Les opposants du droit à l’oubli
Le débat sur la protection des données semble voir se former une alliance entre Commission et aile centre/gauche du Parlement européen, dans la conception philosophique de ce règlement qui a pour fondement le droit à l’oubli numérique. Toute donnée recueillie dans un but établi doit être supprimée après que ce but soit atteint et il n’est plus possible de changer de finalité en cours de route. Cette règle ne contente pas tout le monde. Au delà du débat, fort intéressant, sur la capacité technique à garantir ce droit alors que rien n’est jamais totalement effacé sur internet ; certains considèrent le droit à l’oubli comme une atteinte potentielle à la liberté d’expression et à la mémoire collective. Des opposants au projet de règlement élèvent leurs voix, avec plus ou moins de raisons, au risque parfois, de parasiter les enjeux démocratiques du débat.
Ainsi Eric Mettout, directeur adjoint de la rédaction de l’Express est monté au créneau il y a quelques jours contre le droit à l’oubli et le projet de règlement européen. Pourtant, comme pour la directive de 1995, le projet de règlement n’inclut pas dans son champ d’application les activités journalistiques et artistiques. L’article 80 du projet stipule que les états membres doivent prévoir des exemptions pour ces activités et le cabinet Reding a fortement assuré, fin 2012, que la presse n’avait aucune raison de se sentir inquiétée par ce projet.
Ce sont aussi les Archivistes de France, rejoins par plusieurs associations, qui ont lancé le 22 mars dernier une pétition contre la réforme du règlement européen, voyant dans le droit à l’oubli une atteinte à la mémoire collective et à la recherche historique. Alors que la pétition a déjà réuni 40 000 signatures et s’exporte dans d’autres états membres, les rédactions de la Quadrature du Net et de Savoirs.com ont souligné que cette pétition va trop loin en appelant au rejet en bloc du projet qui va dans le sens général d’une plus grande protection des citoyens.

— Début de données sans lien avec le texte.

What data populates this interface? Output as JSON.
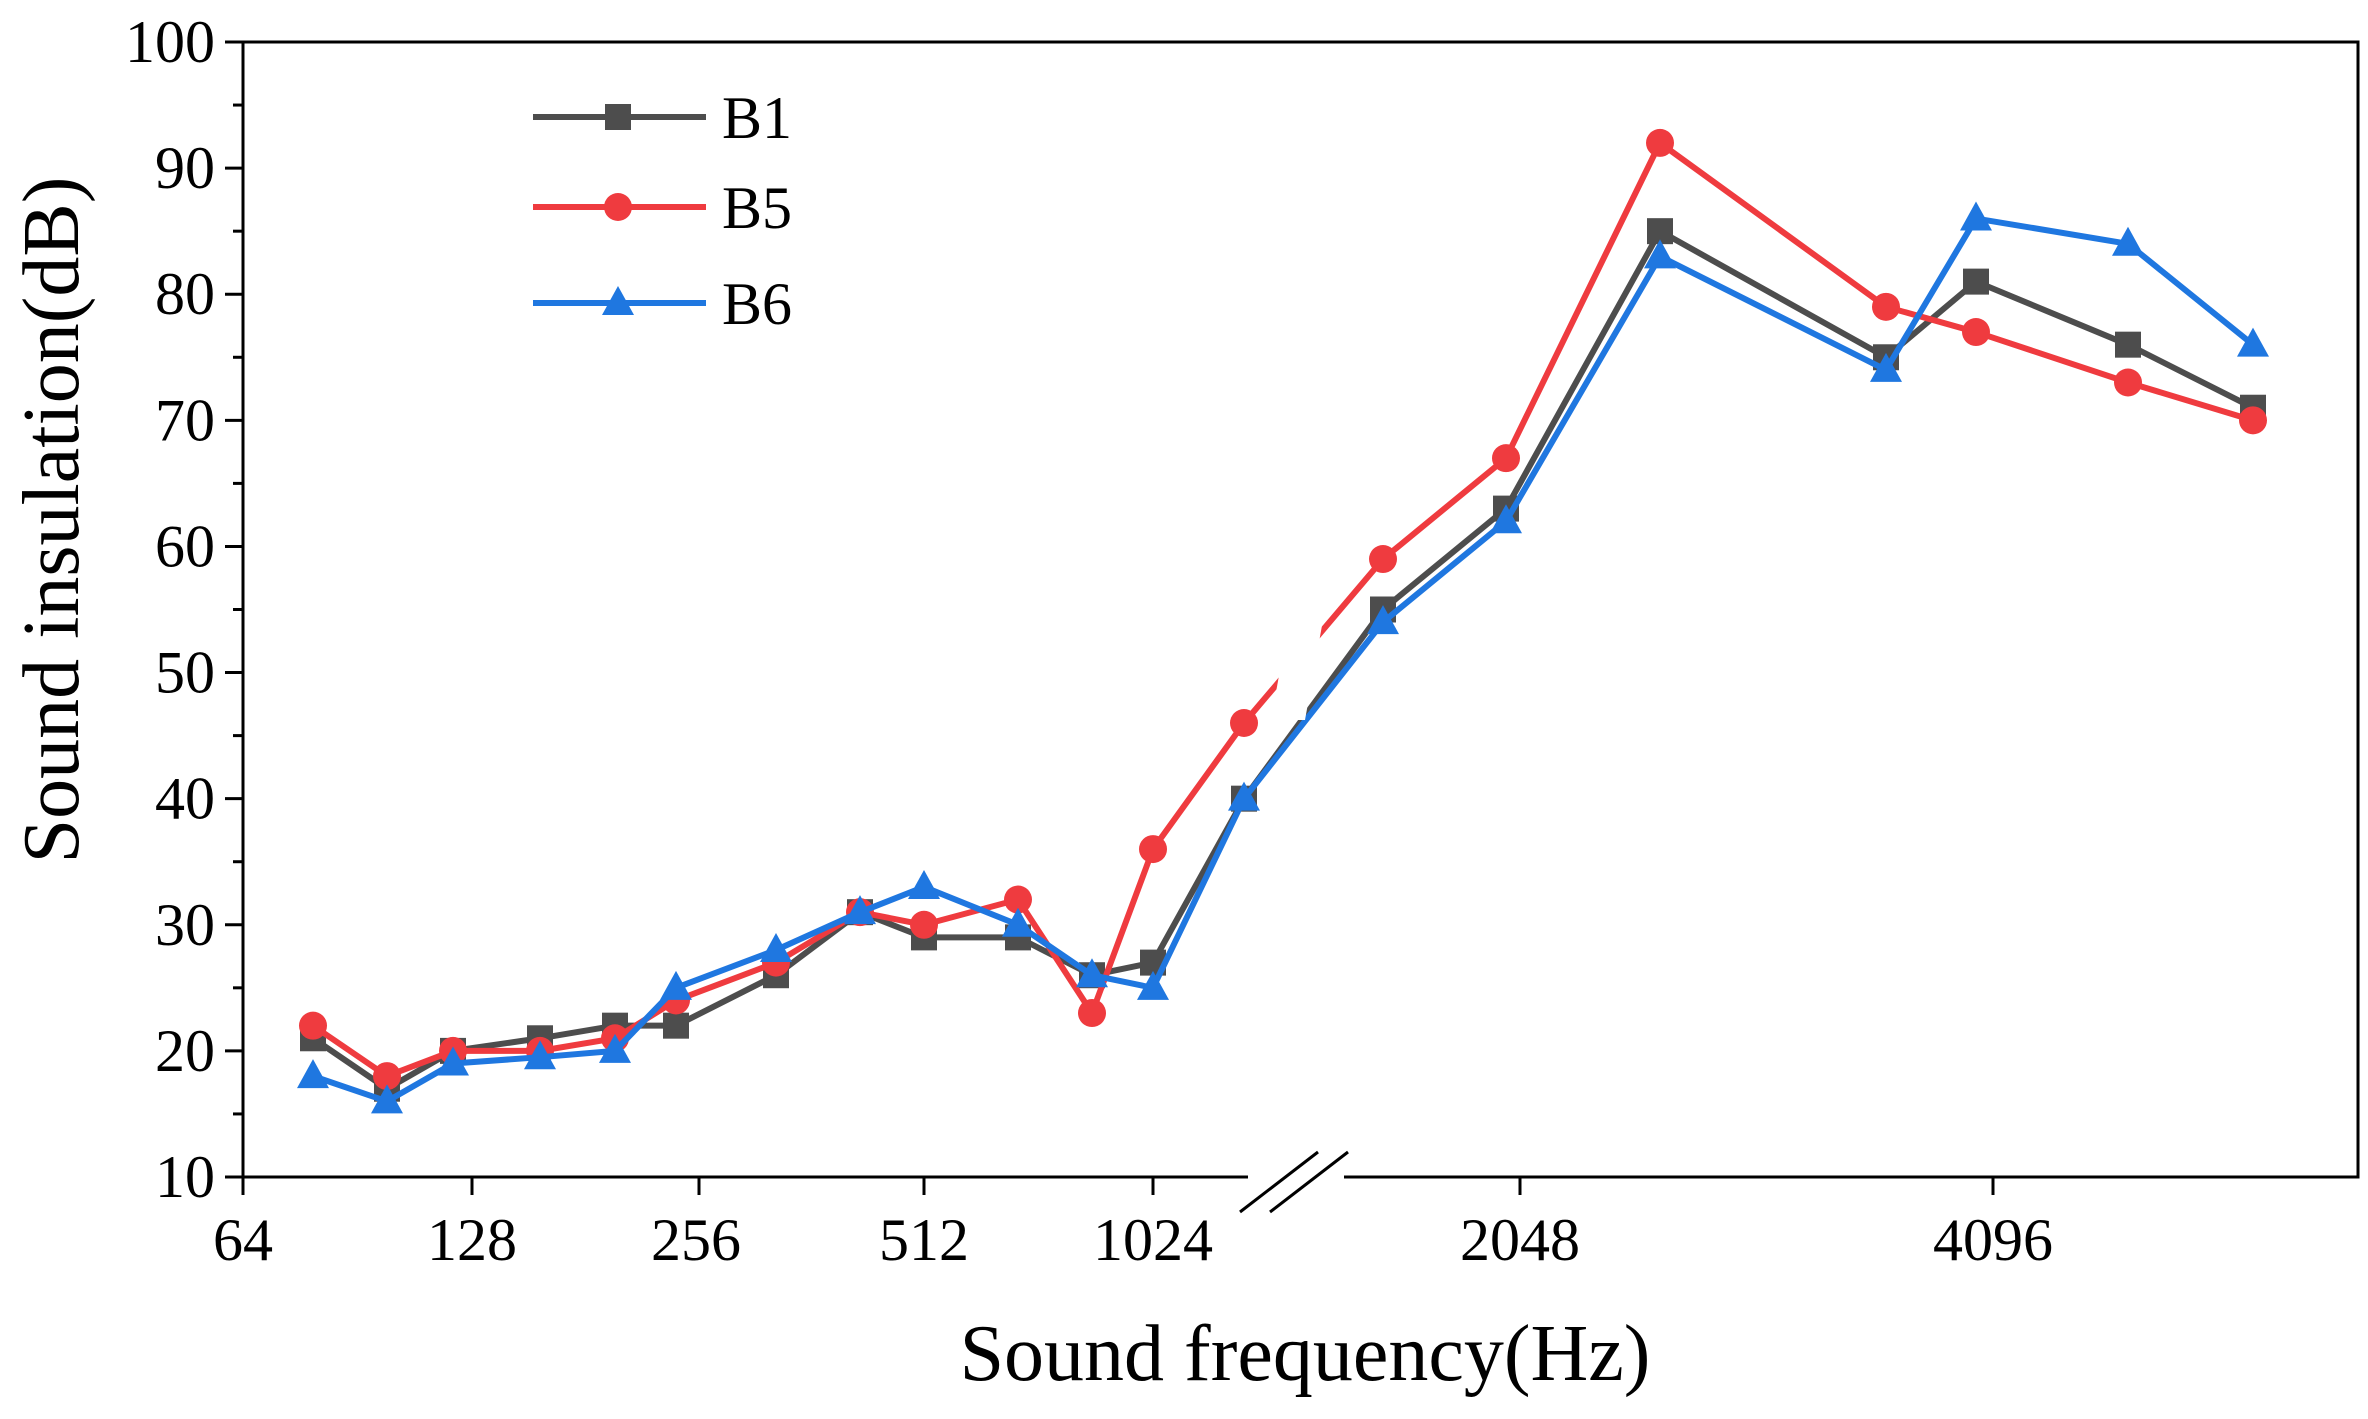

En réalité, seul l’amendement 339 déposé par le rapporteur Jean Phillip Albrecht pose problème. Ce dernier supprime le point b de l’article 83.2 du règlement. Ainsi les données personnelles ne pourront être utilisées « à des fins de recherche historique, statistique ou scientifique » que si la personne concernée y consent ou les a rendu publiques et non plus « si leur publication est rendue nécessaire pour présenter les résultats de la recherche ou faciliter la recherche, sous réserve que les droits fondamentaux de la personne ne prévalent pas sur les intérêts de la recherche ». On peut en effet s’interroger sur la volonté du rapporteur de supprimer cette disposition et se demander pourquoi la recherche historique ne fait pas l’objet d’un article spécifique, séparé de la recherche scientifique et statistique. Le rapporteur stipule toutefois dans l’amendement 337 que les Etats puissent prévoir des dérogations à l’exigence de consentement en matière de recherche dans le cas où l’intérêt public est visé. Mais là encore, on peut penser que ce n’est pas aux gouvernements d’empiéter de la sorte sur la recherche, en particulier la recherche historique.

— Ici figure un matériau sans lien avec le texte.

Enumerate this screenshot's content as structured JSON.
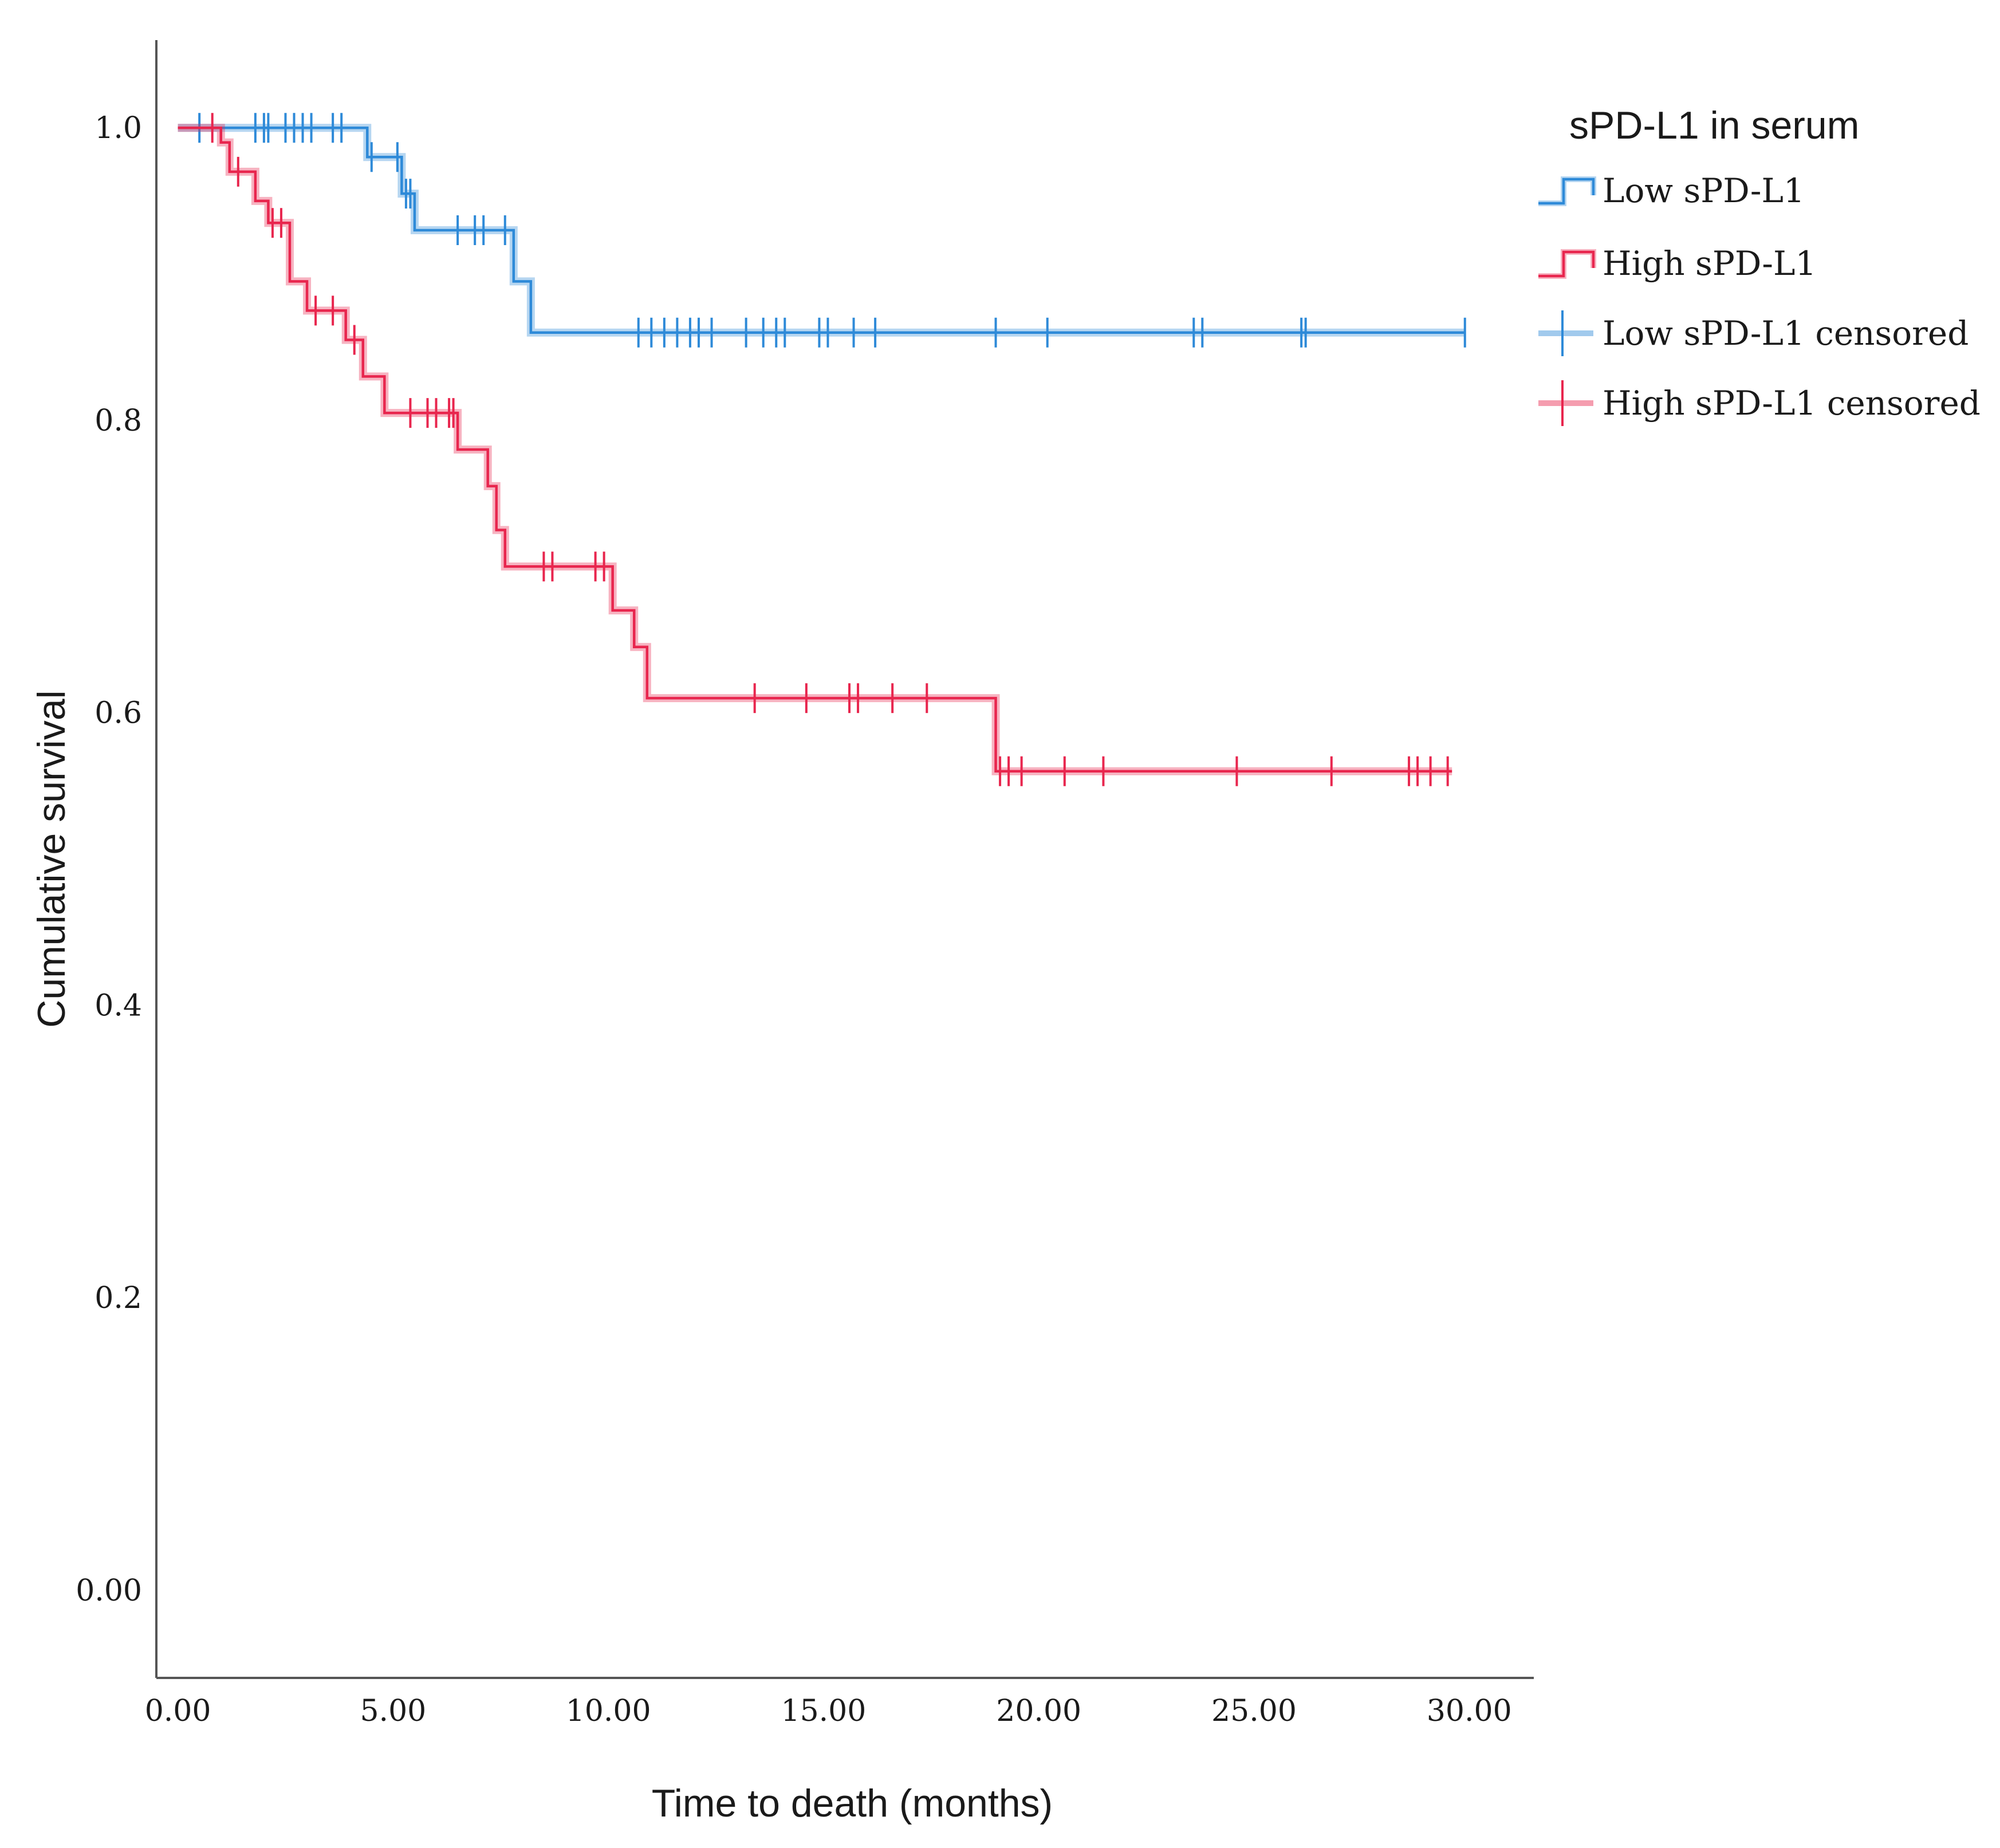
{
  "chart_data": {
    "type": "line",
    "subtype": "kaplan-meier survival curve",
    "xlabel": "Time to death (months)",
    "ylabel": "Cumulative survival",
    "xlim": [
      -0.5,
      31.5
    ],
    "ylim": [
      -0.06,
      1.06
    ],
    "x_ticks": [
      {
        "value": 0,
        "label": "0.00"
      },
      {
        "value": 5,
        "label": "5.00"
      },
      {
        "value": 10,
        "label": "10.00"
      },
      {
        "value": 15,
        "label": "15.00"
      },
      {
        "value": 20,
        "label": "20.00"
      },
      {
        "value": 25,
        "label": "25.00"
      },
      {
        "value": 30,
        "label": "30.00"
      }
    ],
    "y_ticks": [
      {
        "value": 0.0,
        "label": "0.00"
      },
      {
        "value": 0.2,
        "label": "0.2"
      },
      {
        "value": 0.4,
        "label": "0.4"
      },
      {
        "value": 0.6,
        "label": "0.6"
      },
      {
        "value": 0.8,
        "label": "0.8"
      },
      {
        "value": 1.0,
        "label": "1.0"
      }
    ],
    "grid": false,
    "legend": {
      "title": "sPD-L1 in serum",
      "placement": "top-right outside plot",
      "entries": [
        {
          "label": "Low sPD-L1",
          "kind": "line",
          "series": "Low sPD-L1"
        },
        {
          "label": "High sPD-L1",
          "kind": "line",
          "series": "High sPD-L1"
        },
        {
          "label": "Low sPD-L1 censored",
          "kind": "censor",
          "series": "Low sPD-L1"
        },
        {
          "label": "High sPD-L1 censored",
          "kind": "censor",
          "series": "High sPD-L1"
        }
      ]
    },
    "series": [
      {
        "name": "Low sPD-L1",
        "color": "#2e8ad8",
        "steps": [
          {
            "x": 0.0,
            "y": 1.0
          },
          {
            "x": 4.4,
            "y": 0.98
          },
          {
            "x": 5.2,
            "y": 0.955
          },
          {
            "x": 5.5,
            "y": 0.93
          },
          {
            "x": 7.8,
            "y": 0.895
          },
          {
            "x": 8.2,
            "y": 0.86
          }
        ],
        "end_x": 29.9,
        "censored": [
          0.5,
          1.8,
          2.0,
          2.1,
          2.5,
          2.7,
          2.9,
          3.1,
          3.6,
          3.8,
          4.5,
          5.1,
          5.3,
          5.4,
          6.5,
          6.9,
          7.1,
          7.6,
          10.7,
          11.0,
          11.3,
          11.6,
          11.9,
          12.1,
          12.4,
          13.2,
          13.6,
          13.9,
          14.1,
          14.9,
          15.1,
          15.7,
          16.2,
          19.0,
          20.2,
          23.6,
          23.8,
          26.1,
          26.2,
          29.9
        ]
      },
      {
        "name": "High sPD-L1",
        "color": "#e8264e",
        "steps": [
          {
            "x": 0.0,
            "y": 1.0
          },
          {
            "x": 1.0,
            "y": 0.99
          },
          {
            "x": 1.2,
            "y": 0.97
          },
          {
            "x": 1.8,
            "y": 0.95
          },
          {
            "x": 2.1,
            "y": 0.935
          },
          {
            "x": 2.6,
            "y": 0.895
          },
          {
            "x": 3.0,
            "y": 0.875
          },
          {
            "x": 3.9,
            "y": 0.855
          },
          {
            "x": 4.3,
            "y": 0.83
          },
          {
            "x": 4.8,
            "y": 0.805
          },
          {
            "x": 6.5,
            "y": 0.78
          },
          {
            "x": 7.2,
            "y": 0.755
          },
          {
            "x": 7.4,
            "y": 0.725
          },
          {
            "x": 7.6,
            "y": 0.7
          },
          {
            "x": 10.1,
            "y": 0.67
          },
          {
            "x": 10.6,
            "y": 0.645
          },
          {
            "x": 10.9,
            "y": 0.61
          },
          {
            "x": 19.0,
            "y": 0.56
          }
        ],
        "end_x": 29.6,
        "censored": [
          0.8,
          1.4,
          2.2,
          2.4,
          3.2,
          3.6,
          4.1,
          5.4,
          5.8,
          6.0,
          6.3,
          6.4,
          8.5,
          8.7,
          9.7,
          9.9,
          13.4,
          14.6,
          15.6,
          15.8,
          16.6,
          17.4,
          19.1,
          19.3,
          19.6,
          20.6,
          21.5,
          24.6,
          26.8,
          28.6,
          28.8,
          29.1,
          29.5
        ]
      }
    ]
  }
}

Rappelons tout de même que le droit à l’oubli et le droit à l’opposition sont consacrés aux articles 6 et 38 de la Loi informatique et libertés de 1978, sans que les chercheurs n’y aient jamais vu aucune menace.
Cette pétition ne semble pas totalement justifiée, mais a le mérite de poser la question de notre capacité à anticiper les motivations futures d’utilisation de nos données personnelles. Si l’on en revient à la loi Informatique et Libertés, il est vrai que celle-ci pose des conditions au droit à l’oubli : on peut demander l’effacement d’informations inexactes, incomplètes, équivoques, périmées ou interdites. Aussi il paraît dangereux de vouloir faire du droit à l’oubli un droit positif absolu. Des données pourraient être utiles à l’intérêt public sur le long terme, à l’échelle de plusieurs années, bien que collectées dans un but initial totalement différent. Peut-être faudrait-il clarifier davantage la différence entre le droit de suppression qui intervient à postériori et le droit d’opposition qui s’affirme en amont de la transmission des données. Le meilleur moyen pour cela, est de faire du principe « du consentement explicite » une ligne rouge du débat. Cela permettrait de renforcer l’aspect essentiel des pratiques et de l’éducation, alors que le projet de règlement insiste peu sur les moyens de responsabilisation des internautes, en particulier des jeunes.
Les lobbys mettent les groupes politiques du Parlement sous pression
Le Lobby GAFA (Google, Amazon, Facebook, Apple) exerce une pression forte sur les députés. Les lobbys des industries des données personnelles soulignent généralement, comme le montre le rapport de Digital Europe, que la protection du commerce n’est pas assurée et considèrent que le principe du consentement libre et non faussé va trop loin.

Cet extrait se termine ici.